Büyüme hormonu, beyinde hormon üreten bir merkez olan " hipofiz" adı verilen organın ön bölgesinde üretilir ve vücuda salgılanır. Daha sonra, karaciğer ve kemikte bazı büyüme faktörlerinin yapımını uyararak, büyümeyi sağlar. Kemik ve organ büyümesinin yanı sıra, vücutta gerçekleşen bir çok yapım ve yıkım işleri için de gerekli bir hormondur. Örneğin, büyüme hormonu eksikliğinde vücutta yağların sentezinde bazı sorunlar da yaşanabilmektedir. Bununla birlikte asıl görevi, çocuklarda büyümeyi sağlamaktır ki " büyüme hormonu eksikliği" ya da " etkisizliği" durumunda çocuklarda ciddi boy kısalıkları ortaya çıkabilmektedir. Ayrıca, kemik gelişimi için de gerekli olduğundan eksikliği durumunda, çocukların kemik yaşları, kendi yaşlarından geride kalmaktadır.
Büyüme hormonu eksikliği tanısı alan çocuklarda, tedaviye başlanmalıdır. Türkiye'de, farklı büyüme hormonu preparatları kullanılmakla birlikte, hepsinin etken maddesi aynıdır. Tedavi, kalem iğnelerle günlük olarak uygulanmaktadır.

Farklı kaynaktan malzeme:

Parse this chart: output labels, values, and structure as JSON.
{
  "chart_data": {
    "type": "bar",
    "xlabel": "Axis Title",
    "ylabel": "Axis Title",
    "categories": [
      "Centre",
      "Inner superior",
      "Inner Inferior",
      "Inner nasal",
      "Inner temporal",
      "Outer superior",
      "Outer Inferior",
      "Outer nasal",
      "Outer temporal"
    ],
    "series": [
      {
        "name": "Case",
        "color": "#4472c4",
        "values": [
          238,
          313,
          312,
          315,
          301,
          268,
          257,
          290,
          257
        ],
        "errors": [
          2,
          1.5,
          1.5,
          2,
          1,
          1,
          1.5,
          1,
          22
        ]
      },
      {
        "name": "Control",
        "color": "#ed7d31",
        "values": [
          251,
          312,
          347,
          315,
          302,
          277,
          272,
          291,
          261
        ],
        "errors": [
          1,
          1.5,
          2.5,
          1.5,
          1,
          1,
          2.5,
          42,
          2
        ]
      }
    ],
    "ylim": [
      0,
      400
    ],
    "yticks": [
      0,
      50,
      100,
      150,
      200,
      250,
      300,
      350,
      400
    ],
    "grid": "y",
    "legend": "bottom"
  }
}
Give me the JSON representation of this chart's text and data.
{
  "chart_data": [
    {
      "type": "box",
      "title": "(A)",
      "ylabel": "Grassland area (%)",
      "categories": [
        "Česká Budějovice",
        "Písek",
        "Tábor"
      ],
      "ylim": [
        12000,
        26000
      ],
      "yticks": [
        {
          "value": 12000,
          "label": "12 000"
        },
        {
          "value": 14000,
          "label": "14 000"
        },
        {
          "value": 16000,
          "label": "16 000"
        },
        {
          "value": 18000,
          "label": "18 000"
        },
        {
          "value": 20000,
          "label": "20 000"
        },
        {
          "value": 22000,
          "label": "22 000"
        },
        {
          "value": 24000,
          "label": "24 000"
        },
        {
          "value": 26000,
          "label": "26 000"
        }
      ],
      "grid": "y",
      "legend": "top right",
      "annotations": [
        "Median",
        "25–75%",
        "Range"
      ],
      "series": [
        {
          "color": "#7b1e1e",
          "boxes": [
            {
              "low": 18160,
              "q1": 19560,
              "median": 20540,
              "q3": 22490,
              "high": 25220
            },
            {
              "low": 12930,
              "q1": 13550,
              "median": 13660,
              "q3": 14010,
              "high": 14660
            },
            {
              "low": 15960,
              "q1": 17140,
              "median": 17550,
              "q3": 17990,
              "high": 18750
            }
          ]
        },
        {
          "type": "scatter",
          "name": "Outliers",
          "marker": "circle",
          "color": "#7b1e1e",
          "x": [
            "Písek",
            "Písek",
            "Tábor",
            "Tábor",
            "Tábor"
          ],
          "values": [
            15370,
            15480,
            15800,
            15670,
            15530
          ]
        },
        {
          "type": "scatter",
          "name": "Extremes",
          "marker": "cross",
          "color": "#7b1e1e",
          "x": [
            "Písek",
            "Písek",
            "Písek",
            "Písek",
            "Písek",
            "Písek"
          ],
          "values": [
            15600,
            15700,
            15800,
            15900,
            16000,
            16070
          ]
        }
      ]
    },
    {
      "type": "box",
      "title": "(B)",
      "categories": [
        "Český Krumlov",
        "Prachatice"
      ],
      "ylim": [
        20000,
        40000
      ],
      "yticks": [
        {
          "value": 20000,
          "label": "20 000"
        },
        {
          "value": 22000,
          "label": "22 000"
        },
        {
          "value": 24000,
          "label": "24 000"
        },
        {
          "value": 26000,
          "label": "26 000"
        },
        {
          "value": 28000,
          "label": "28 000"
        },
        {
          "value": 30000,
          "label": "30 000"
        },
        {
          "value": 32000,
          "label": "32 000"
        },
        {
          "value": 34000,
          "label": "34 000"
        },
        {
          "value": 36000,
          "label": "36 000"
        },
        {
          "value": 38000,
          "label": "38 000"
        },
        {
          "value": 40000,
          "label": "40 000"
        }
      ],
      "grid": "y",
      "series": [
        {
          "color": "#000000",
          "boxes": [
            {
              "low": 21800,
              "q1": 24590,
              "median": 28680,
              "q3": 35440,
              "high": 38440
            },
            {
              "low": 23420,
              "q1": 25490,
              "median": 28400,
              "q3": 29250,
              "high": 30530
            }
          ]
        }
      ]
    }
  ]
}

Genellikle, gece çocuk yatmadan hemen önce yapılması önerilir. Çünkü normalde de büyüme hormonu vücudumuzda en iyi uykuda salınmaktadır. 'Uyusun da büyüsün ' atasözümüz aslında bilimsel bir gerçeğe de vurgu yapmaktadır.
Tedavi her gün yapılacağından, çocuğun ailesi tedavi uygulaması konusunda eğitilmekte ve öğrendiğinden emin olunduktan sonra tedaviye başlanmaktadır. Tedavinin etki ve yan etkilerini, 3 aylık kontrollerle izlenmesi gerekmektedir. Son derece pahalı ve özellik gerektiren büyüme hormon tedavisinin izlemi, mutlaka çocuk endokrinoloji kliniklerinde yapılmalıdır. Tedavi uygun şekilde yapılırsa, başarıya ulaşma etkinliği çok yüksektir. Büyüme hormonunun eksikliği ya da etkisizliği söz konusu ise ve bu durum tedavi ile kontrol altına alınmazsa cücelik söz konusu olabilir.